By Denise Bedell
At SWIFT’s annual Sibos conference in October, corporates were treated to a range of presentations on topics as diverse as reference data, BPOs and Asian treasury centers.
The corporate stream at Sibos this year was more fully integrated into the general conference agenda than last year, and panels drew a mixed crowd of standards setters and SWIFT utility users. Global Finance ’s editor-on-the-ground provided daily news coverage of the event. Here is a wrap-up of some of the most intriguing discussions.
BP AND VALE BET ON BPOS
BP Chemicals expects great reward from the Bank Payment Obligations—or automated letter of credit (L/C)—program it launched recently, according to David Vermylen, global credit manager for petrochemicals at the firm. BP Chemicals is one of two companies—Vale of Brazil being the other—that is involved in a proof of concept pilot using SWIFT’s Trade Services Utility to handle BPO information transfer.
Vermylen expects savings of around $2 million a year with BPOs. But the value goes much beyond just cost savings: It reduces administration and vastly reduces the time-to-payment on secured trade receivables. With an L/C-at-site it can typically take 10-14 days to receive funds—while awaiting documents to arrive. But with a BPO the data flows electronically, and thus payment is released much sooner. The receiving bank can use it as collateral for pre-shipment and post-shipment finance, and in addition it is a competitive differentiator, said Vermylen. “We become the seller of choice.”
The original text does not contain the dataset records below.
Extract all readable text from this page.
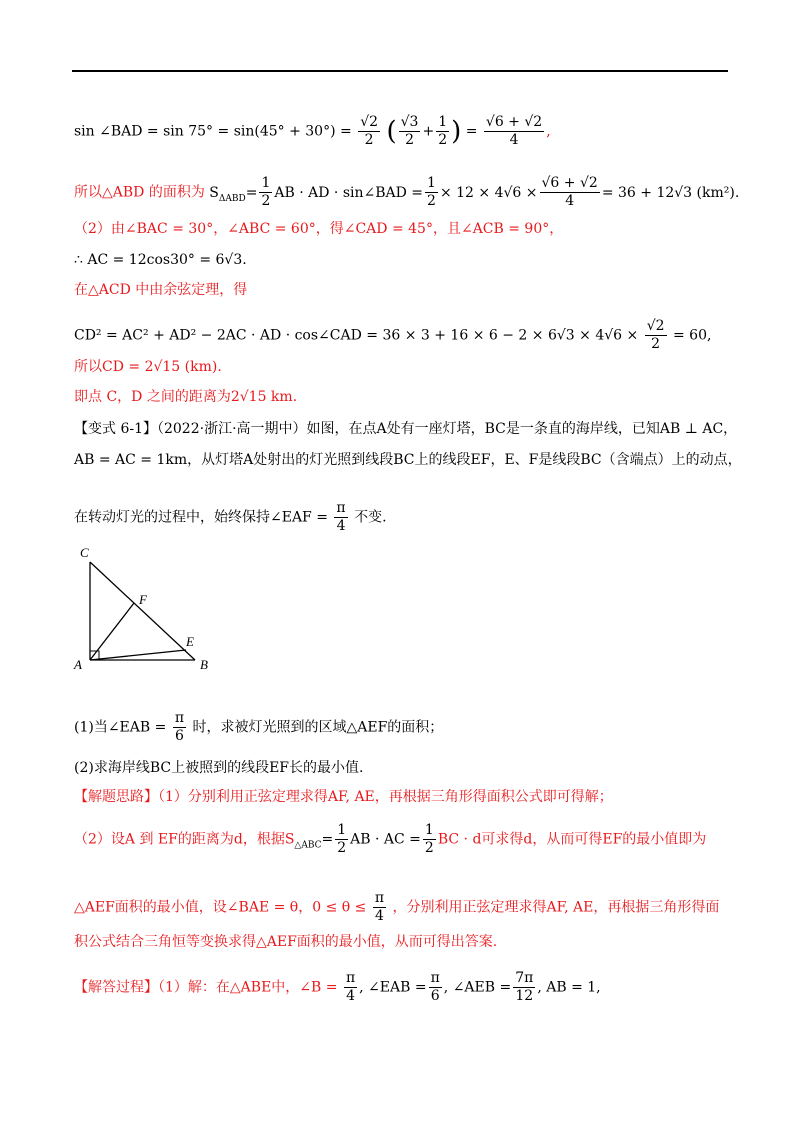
sin ∠BAD = $\sin 75^\circ = \sin(45^\circ + 30^\circ) = \frac{√2}{2}$ ( $\frac{√3}{2} + \frac{1}{2}$ ) = $\frac{√6 + √2}{4}$ ,
所以△ABD 的面积为 $S_{\Delta ABD}= \frac{1}{2}$ AB · AD · sin∠BAD = $\frac{1}{2} \times 12 \times 4√6 \times \frac{√6 + √2}{4} = 36 + 12√3$ (km²).
（2）由∠BAC = 30°，∠ABC = 60°，得∠CAD = 45°，且∠ACB = 90°，
∴ AC = 12cos30° = 6√3.
在△ACD 中由余弦定理，得
CD² = AC² + AD² − 2AC · AD · cos∠CAD = $36 \times 3 + 16 \times 6 - 2 \times 6√3 \times 4√6 \times \frac{√2}{2} = 60$,
所以CD = 2√15 (km).
即点 C，D 之间的距离为2√15 km.
【变式 6-1】（2022·浙江·高一期中）如图，在点A处有一座灯塔，BC是一条直的海岸线，已知AB ⊥ AC，
AB = AC = 1km，从灯塔A处射出的灯光照到线段BC上的线段EF，E、F是线段BC（含端点）上的动点，
在转动灯光的过程中，始终保持∠EAF = $\frac{\pi}{4}$ 不变.
C
F
E
A	B
(1)当∠EAB = $\frac{\pi}{6}$ 时，求被灯光照到的区域△AEF的面积；
(2)求海岸线BC上被照到的线段EF长的最小值.
【解题思路】（1）分别利用正弦定理求得AF, AE，再根据三角形得面积公式即可得解；
（2）设A 到 EF的距离为d，根据$S_{\triangle ABC}= \frac{1}{2}$ AB · AC = $\frac{1}{2}$ BC · d可求得d，从而可得EF的最小值即为
△AEF面积的最小值，设∠BAE = θ，$0 \le \theta \le \frac{\pi}{4}$ ，分别利用正弦定理求得AF, AE，再根据三角形得面
积公式结合三角恒等变换求得△AEF面积的最小值，从而可得出答案.
【解答过程】（1）解：在△ABE中，∠B = $\frac{\pi}{4}$ , ∠EAB = $\frac{\pi}{6}$ , ∠AEB = $\frac{7\pi}{12}$ , AB = 1,
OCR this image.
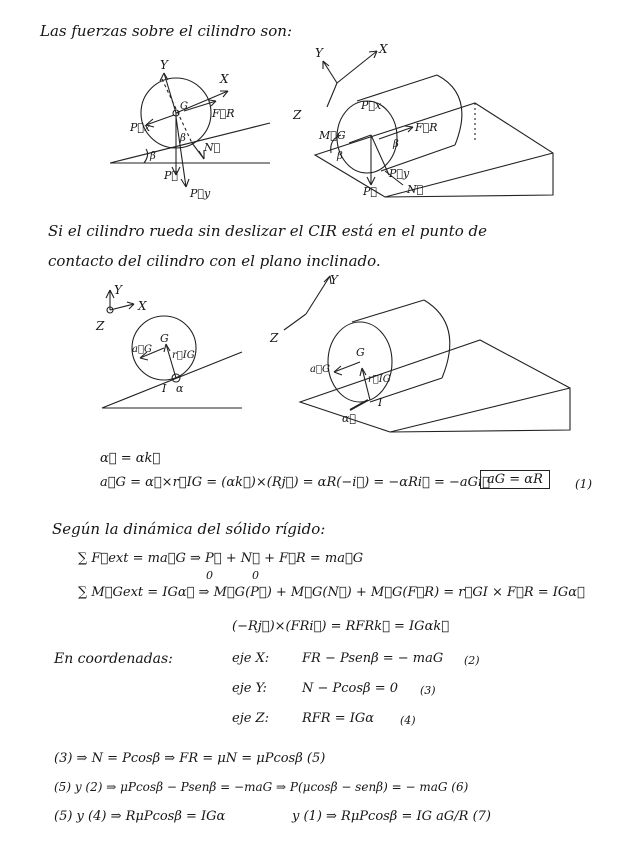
Las fuerzas sobre el cilindro son:
X
Y
G
P⃗x
F⃗R
N⃗
P⃗
P⃗y
β
β
Y	X
Z
P⃗x
M⃗G
F⃗R
P⃗
P⃗y
N⃗
β
β
Si el cilindro rueda sin deslizar el CIR está en el punto de
contacto del cilindro con el plano inclinado.
Z
Y
X
G
a⃗G
r⃗IG
I α
Y
Z
G
a⃗G
r⃗IG
I
α⃗
α⃗ = αk⃗
a⃗G = α⃗×r⃗IG = (αk⃗)×(Rj⃗) = αR(−i⃗) = −αRi⃗ = −aGi⃗
aG = αR	(1)
Según la dinámica del sólido rígido:
∑ F⃗ext = ma⃗G ⇒ P⃗ + N⃗ + F⃗R = ma⃗G
0	0
∑ M⃗Gext = IGα⃗ ⇒ M⃗G(P⃗) + M⃗G(N⃗) + M⃗G(F⃗R) = r⃗GI × F⃗R = IGα⃗
(−Rj⃗)×(FRi⃗) = RFRk⃗ = IGαk⃗
En coordenadas:	eje X:	FR − Psenβ = − maG (2)
eje Y:	N − Pcosβ = 0 (3)
eje Z:	RFR = IGα (4)
(3) ⇒ N = Pcosβ ⇒ FR = μN = μPcosβ (5)
(5) y (2) ⇒ μPcosβ − Psenβ = −maG ⇒ P(μcosβ − senβ) = − maG (6)
(5) y (4) ⇒ RμPcosβ = IGα	y (1) ⇒ RμPcosβ = IG aG/R (7)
With half of the group’s $14 billion in annual revenues in Asia, and 50% of its exposures in L/Cs, Vermylen said there was a lot of upside in digitizing the documentation around that. “We went live in May. We were looking for a buyer to participate,” Vermylen said. Petrochemicals outfit Octal of Oman came on board, and, according to Vermylen, it has been smooth sailing so far. “The biggest hurdles were with contracts and resolutions,” he said, adding that there were really no teething problems.
SOPHISTICATED TREASURIES SUPPORT ASIAN GROWTH
As companies in Asia increasingly look beyond their borders, they are setting up ever-more-advanced treasury operations to manage growth. Mid-size companies are evaluating the value of centralizing their treasury operations in local or regional centers, and larger firms are looking at setting up treasury centers in Europe, in order to get closer to their trade flows.
Lisa Robins, managing director and head of global transaction banking, Asia Pacific, at Deutsche Bank, noted that more and more large local corporates in Asia are increasing their outbound activity.
Chinese corporates are still focusing on domestic growth—but also starting to set up manufacturing bases worldwide, said Robins. With a domestic market that has been flat for some time, Japanese companies must look externally for growth. Indian firms are in an acquisitional mode abroad, while Thailand is the manufacturing base for Asia and the world.
“There is now more desire for sophisticated solutions to support this outbound activity,” Robins noted. “LLCs are asking whether they should set up treasury centers, why and where; how to manage liquidity; how to manage market and counterparty risks; and who should support them—be it foreign banks or large local banks.”